Same thing goes for you, too, Mr. President.

Mr. AG, Hawaii isn’t just an ‘island in the Pacific’

U.S. Attorney General Jeff Sessions said this on a radio talk show: “I really am amazed that a judge sitting on an island in the Pacific can issue an order that stops the president of the United States from what appears to be clearly his statutory and constitutional power.”

Hmm. An island in the Pacific? Was it, oh, Fiji? Palau? Tahiti?

Oh, no. The “island in the Pacific” is Hawaii, one of the 50 United States of America. Hawaii is governed by the very same federal government as all the rest of the states.

The object of the attorney general’s criticism, though, is a federal judge — a Hawaii native — who ruled against Donald J. Trump’s second travel ban that bars Muslims from several countries from entering the United States. The ruling came from U.S. District Judge Derrick Watson, who happens to live in Honolulu, Hawaii, U.S.A.

Sessions blows that dog whistle

Hawaii’s two U.S. senators have reacted strongly to Sessions’ statement, made on talk show host Mark Levin’s program. The Huffington Post reported: “Sen. Mazie Hirono likened his remarks about Watson to ‘dog whistle politics.’” That identifies the kind of coded remarks meant to appeal mainly to certain segments of the population. Republicans and Democrats both have their “bases” that respond instinctively to certain political “dog whistles.”

The Huffington Post also reported: “In a statement later Thursday, Hirono, who sits on the Senate Judiciary Committee that vets and confirms federal judges, called Sessions’ suggestion that Watson is somehow unable to carry out his duties impartially ‘dangerous, ignorant, and prejudiced.’

“’I am frankly dumbfounded that our nation’s top lawyer would attack our independent judiciary,’ she said. ‘But we shouldn’t be surprised. This is just the latest in the Trump Administration’s attacks against the very tenets of our Constitution and democracy.’”

I feel the need to stipulate once again: Hawaii isn’t some remote outpost. Judge Watson adheres to the same oath that the attorney general himself took when he joined the Justice Department.

These attacks on the “independent judiciary” have to stop.

Immediately!

Karma might have struck once again

Oh, the irony is too rich to ignore.

U.S. District Judge Gonzalo Curiel is going to hear a case involving a young man who says he is being deported illegally by the federal government.

Judge Curiel isn’t just any ol’ federal jurist. He happens to someone whom presidential candidate Donald John Trump slammed for being of “Mexican heritage” while he was hearing a case involving the defunct Trump University.

Curiel now gets to hear a case regarding the deportation of Juan Manuel Montes. He got the assignment by luck of the draw, it turns out. Montes, who’s now 23, is one of those “Dreamers” who came here when he was 9 years of age and had obtained DACA status.

Why is this case so tantalizing? It’s because Curiel is an American; born in Indiana and educated in the United States. He is a fine jurist. He’ll now get to hear a case brought by a young man who contends that the federal government didn’t provide sufficient documentation requiring him to be sent back to Mexico.

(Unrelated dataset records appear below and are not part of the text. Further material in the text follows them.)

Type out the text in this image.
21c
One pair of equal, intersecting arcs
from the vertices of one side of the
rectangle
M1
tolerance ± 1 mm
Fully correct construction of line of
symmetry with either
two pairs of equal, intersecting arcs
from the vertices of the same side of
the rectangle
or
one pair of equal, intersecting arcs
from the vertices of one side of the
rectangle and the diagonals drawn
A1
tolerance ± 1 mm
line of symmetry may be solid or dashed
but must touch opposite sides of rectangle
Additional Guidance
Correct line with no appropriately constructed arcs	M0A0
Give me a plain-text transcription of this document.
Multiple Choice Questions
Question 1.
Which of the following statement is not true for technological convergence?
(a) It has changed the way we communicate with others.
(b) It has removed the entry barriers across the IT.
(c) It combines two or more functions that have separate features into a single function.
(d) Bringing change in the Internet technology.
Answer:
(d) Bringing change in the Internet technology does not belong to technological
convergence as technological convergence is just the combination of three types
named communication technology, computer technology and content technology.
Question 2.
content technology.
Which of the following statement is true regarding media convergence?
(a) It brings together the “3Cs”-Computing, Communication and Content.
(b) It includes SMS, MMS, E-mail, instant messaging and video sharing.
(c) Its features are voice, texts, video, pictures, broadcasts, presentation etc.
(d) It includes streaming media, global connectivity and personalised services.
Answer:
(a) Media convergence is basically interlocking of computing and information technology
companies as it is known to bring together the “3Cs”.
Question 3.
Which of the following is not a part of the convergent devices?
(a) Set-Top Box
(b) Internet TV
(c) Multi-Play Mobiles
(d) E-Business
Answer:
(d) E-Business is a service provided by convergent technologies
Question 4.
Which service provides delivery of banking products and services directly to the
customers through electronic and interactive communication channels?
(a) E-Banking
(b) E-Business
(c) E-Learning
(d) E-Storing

Judge Curiel’s citizenship didn’t stop Trump from defaming him during the 2016 presidential campaign by alleging that his Mexican heritage disqualified him from judging the Trump U case fairly. Trump, you’ll recall, opened his presidential campaign by declaring his intention to build a wall across our southern border to keep all those immigrants who were coming here to commit heinous crimes.

Stand tall, Judge Curiel

The wall? Blocking immigrants from Mexico? The judge’s parents are of Mexican descent? Why, of course he cannot judge the Trump U case fairly and without bias, according to Donald Trump.

As it turned out, Trump settled that matter with a $25 million payout to those who complained about the “education” they received. The president didn’t admit to any wrongdoing … quite naturally.

How will Judge Curiel do with the Montes deportation case? I am confident he’ll judge the case the way judges are supposed to judge such matters.

If the case goes against the federal government, though, expect the president to launch yet another tweet tirade.

Don’t you just love it when karma bites back?